“Alas, your Lordship,” I answered (fearing a second thrust), “I have no idea. I thought I was a blackbird, but they have convinced me that I am not one.”
The singularity of my answer, and my air of sincerity, interested him. He came beside me, and made me tell my story, a task of which I acquitted myself with all the sadness and all the humility which were suitable to my position and the fearful weather which we were having.
“If you were a carrier-pigeon like me,” he said, after having heard me, “the petty annoyances at which you distress yourself would not disturb you one moment. We travel, that is our life, and we have our loves, it is true, but I do not know who my father is. To cleave the air, to traverse space, to see the mountains and plains beneath our feet, to breathe the very azure of the heavens, not the exhalations of the earth, to fly like the arrow to an appointed mark which never escapes us, that is our pleasure and our existence. I travel farther in one day than a man can do in ten.”
“Upon my word, sir,” I said, somewhat emboldened, “you are a Bohemian bird.”
“That’s another thing about which I don’t much trouble,” he replied. “I have no country at all; I know only three things: my travels, my wife, and my little ones. Where my wife is, there is my country.”
“But what have you hanging there at your neck? It’s like an old, tattered curl-paper.”

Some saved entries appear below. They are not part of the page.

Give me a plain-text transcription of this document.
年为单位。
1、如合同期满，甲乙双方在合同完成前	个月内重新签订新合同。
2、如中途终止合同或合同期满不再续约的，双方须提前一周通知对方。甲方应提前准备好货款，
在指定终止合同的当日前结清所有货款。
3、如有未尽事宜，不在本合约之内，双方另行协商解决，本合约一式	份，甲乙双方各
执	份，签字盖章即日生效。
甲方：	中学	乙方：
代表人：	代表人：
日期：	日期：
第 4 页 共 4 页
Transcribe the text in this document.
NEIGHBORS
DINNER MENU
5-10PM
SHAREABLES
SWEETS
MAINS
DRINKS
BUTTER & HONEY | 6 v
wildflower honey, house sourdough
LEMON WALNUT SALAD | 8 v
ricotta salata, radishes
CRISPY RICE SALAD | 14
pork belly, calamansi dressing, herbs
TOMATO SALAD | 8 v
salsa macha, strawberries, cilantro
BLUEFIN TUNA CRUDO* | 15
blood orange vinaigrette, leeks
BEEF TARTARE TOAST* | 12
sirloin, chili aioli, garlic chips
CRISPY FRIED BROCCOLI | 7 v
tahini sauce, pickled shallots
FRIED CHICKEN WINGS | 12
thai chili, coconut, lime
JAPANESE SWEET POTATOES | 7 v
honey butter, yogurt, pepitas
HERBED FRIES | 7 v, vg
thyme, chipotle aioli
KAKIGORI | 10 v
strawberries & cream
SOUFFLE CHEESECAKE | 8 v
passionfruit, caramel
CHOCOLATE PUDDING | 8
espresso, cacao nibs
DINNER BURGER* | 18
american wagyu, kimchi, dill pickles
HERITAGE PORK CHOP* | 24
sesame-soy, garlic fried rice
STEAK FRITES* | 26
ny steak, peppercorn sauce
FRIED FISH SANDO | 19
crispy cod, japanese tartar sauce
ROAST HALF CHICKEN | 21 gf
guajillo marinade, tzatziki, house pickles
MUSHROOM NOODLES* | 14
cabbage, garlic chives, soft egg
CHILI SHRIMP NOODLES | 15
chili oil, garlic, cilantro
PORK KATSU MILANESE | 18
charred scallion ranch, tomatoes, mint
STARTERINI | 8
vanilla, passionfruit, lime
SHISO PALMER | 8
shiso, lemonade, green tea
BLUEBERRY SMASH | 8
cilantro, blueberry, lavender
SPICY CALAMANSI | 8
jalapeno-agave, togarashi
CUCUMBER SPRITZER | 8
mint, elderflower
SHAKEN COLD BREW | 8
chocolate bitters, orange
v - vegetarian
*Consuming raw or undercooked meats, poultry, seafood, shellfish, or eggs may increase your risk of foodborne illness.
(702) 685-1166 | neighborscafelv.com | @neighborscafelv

“These are papers of importance,” he replied, puffing himself out; I am going to Brussels this trip, and I am taking news to the celebrated banker X—— which will make the funds fall one franc seventy-eight centimes.”
“Gracious goodness!” I exclaimed, “it is a fine life yours, and Brussels, I am sure, must be a town well worth seeing. Could you not take me with you? Since I am not a blackbird, I am perhaps a carrier-pigeon.”
“If you were one,” he replied, “you would have returned that peck which I gave you a moment ago.”
“Why, sir, I’ll return it to you; don’t let us quarrel over such a trifle. See, the morning is appearing and the storm is subsiding. Pray let me follow you! I am lost, I have nothing left me in the world;—if you refuse me, there is nothing for it but to drown myself in this gutter.”